My sense is that the full court press on immigration – to the point of nakedly bigoted advertisements by Trump himself – is going to backfire. I could be wrong. But I believe this will rally the anti-Trump vote a lot more than the Trump vote. And the Republican losses will be greater than expected.

Final thoughts

The thing is, personally, I find some of the broader strokes of the immigration messaging resonating with me. I don’t want ‘open borders’. I want to discourage people from entering the US illegally. A friend of mine constantly reminds me of his view that the key to dealing with undocumented migrants is by cracking down on the employers that hire them. He tells me that making the e-verify system robust is the key then.

Moreover, I believe the average US voter wonders why a caravan of migrants from Central America traverses thousands of miles through Mexico to reach the US in the same way the average German voter wonders why migrants traversed thousands of miles over the Balkan route to reach Germany in 2015.

But the messaging by Trump and many Republicans is extremist and fear-based. And in the wake of the Pittsburgh synagogue shootings, I think it’s incredibly tone-deaf.
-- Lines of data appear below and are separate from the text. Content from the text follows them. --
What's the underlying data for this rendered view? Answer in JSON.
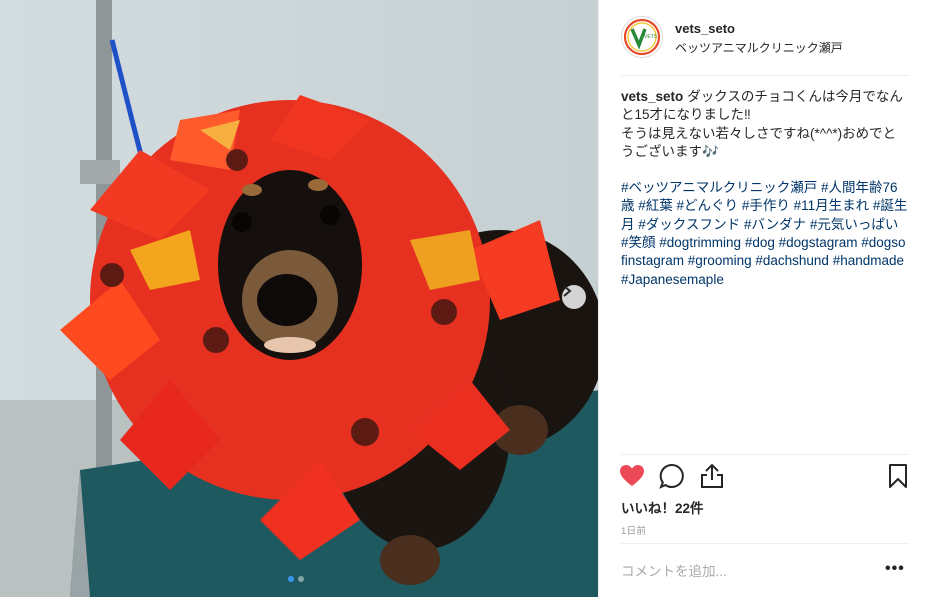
{
  "post": {
    "username": "vets_seto",
    "location": "ベッツアニマルクリニック瀬戸",
    "avatar_text": "VETS",
    "caption_lines": [
      "ダックスのチョコくんは今月でなんと15才になりました‼",
      "そうは見えない若々しさですね(*^^*)おめでとうございます"
    ],
    "caption_emoji": "🎶",
    "hashtags": [
      "#ベッツアニマルクリニック瀬戸",
      "#人間年齢76歳",
      "#紅葉",
      "#どんぐり",
      "#手作り",
      "#11月生まれ",
      "#誕生月",
      "#ダックスフンド",
      "#バンダナ",
      "#元気いっぱい",
      "#笑顔",
      "#dogtrimming",
      "#dog",
      "#dogstagram",
      "#dogsofinstagram",
      "#grooming",
      "#dachshund",
      "#handmade",
      "#Japanesemaple"
    ],
    "likes_label": "いいね！22件",
    "time_label": "1日前",
    "comment_placeholder": "コメントを追加...",
    "more_label": "•••"
  },
  "carousel": {
    "total": 2,
    "active": 1
  },
  "colors": {
    "heart": "#ed4956",
    "hashtag": "#003569",
    "dot_active": "#3897f0",
    "leaf": "#e8321e"
  },
  "icons": [
    "heart-icon",
    "comment-icon",
    "share-icon",
    "bookmark-icon",
    "chevron-right-icon"
  ]
}
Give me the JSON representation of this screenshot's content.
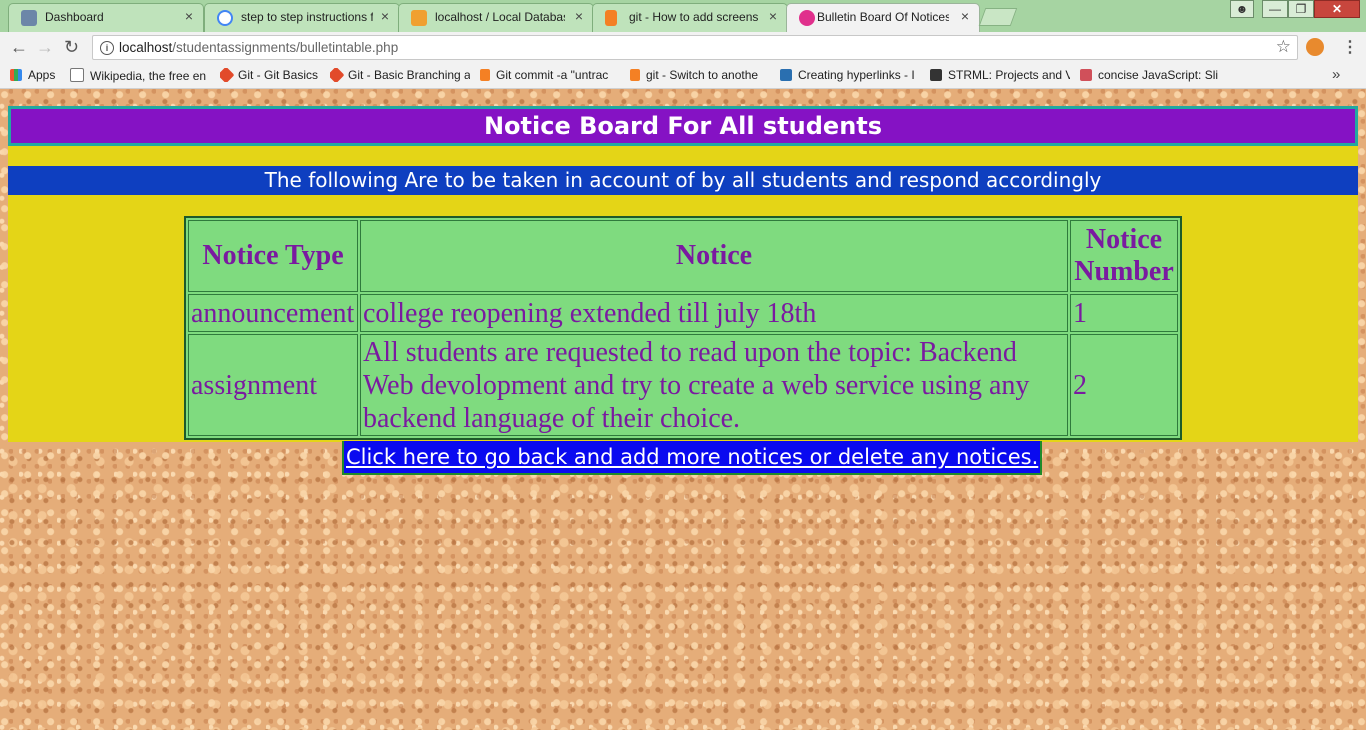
{
  "browser": {
    "tabs": [
      {
        "title": "Dashboard",
        "close": "×"
      },
      {
        "title": "step to step instructions f",
        "close": "×"
      },
      {
        "title": "localhost / Local Databas",
        "close": "×"
      },
      {
        "title": "git - How to add screens",
        "close": "×"
      },
      {
        "title": "Bulletin Board Of Notices",
        "close": "×"
      }
    ],
    "url": {
      "host": "localhost",
      "path": "/studentassignments/bulletintable.php"
    },
    "bookmarks": [
      {
        "label": "Apps",
        "icon": "apps-grid-icon"
      },
      {
        "label": "Wikipedia, the free en",
        "icon": "wikipedia-icon"
      },
      {
        "label": "Git - Git Basics",
        "icon": "git-icon"
      },
      {
        "label": "Git - Basic Branching a",
        "icon": "git-icon"
      },
      {
        "label": "Git commit -a \"untrac",
        "icon": "stackoverflow-icon"
      },
      {
        "label": "git - Switch to anothe",
        "icon": "stackoverflow-icon"
      },
      {
        "label": "Creating hyperlinks - I",
        "icon": "link-icon"
      },
      {
        "label": "STRML: Projects and V",
        "icon": "code-icon"
      },
      {
        "label": "concise JavaScript: Sli",
        "icon": "slides-icon"
      }
    ],
    "more_label": "»"
  },
  "page": {
    "banner_title": "Notice Board For All students",
    "subtitle": "The following Are to be taken in account of by all students and respond accordingly",
    "table": {
      "headers": [
        "Notice Type",
        "Notice",
        "Notice Number"
      ],
      "rows": [
        [
          "announcement",
          "college reopening extended till july 18th",
          "1"
        ],
        [
          "assignment",
          "All students are requested to read upon the topic: Backend Web devolopment and try to create a web service using any backend language of their choice.",
          "2"
        ]
      ]
    },
    "back_link": "Click here to go back and add more notices or delete any notices."
  }
}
More and more, I am seeing evidence that the President’s messaging is coming from far-right groups, who have figured out how to push their agenda into the mainstream.

I don’t think it would be wrong if I called Trump a racist. There’s enough evidence now to support that claim. However you look at it, he is normalizing the messaging of extremist and far-right views in a way that makes a lot of people – including myself – uneasy. And so, with such coarse and ugly messaging flooding the airwaves, that is going to energize the anti-Trump vote in ways the polls haven’t predicted.

My view: Trump will certainly face a Democratic House of Representatives. I believe – despite polls saying otherwise – he is also likely to face a Democratic Senate as well. Record turnout by women and millennials tells me.

Let’s see what happens. But if I’m right, the political calculus by all sides will change dramatically on Wednesday morning.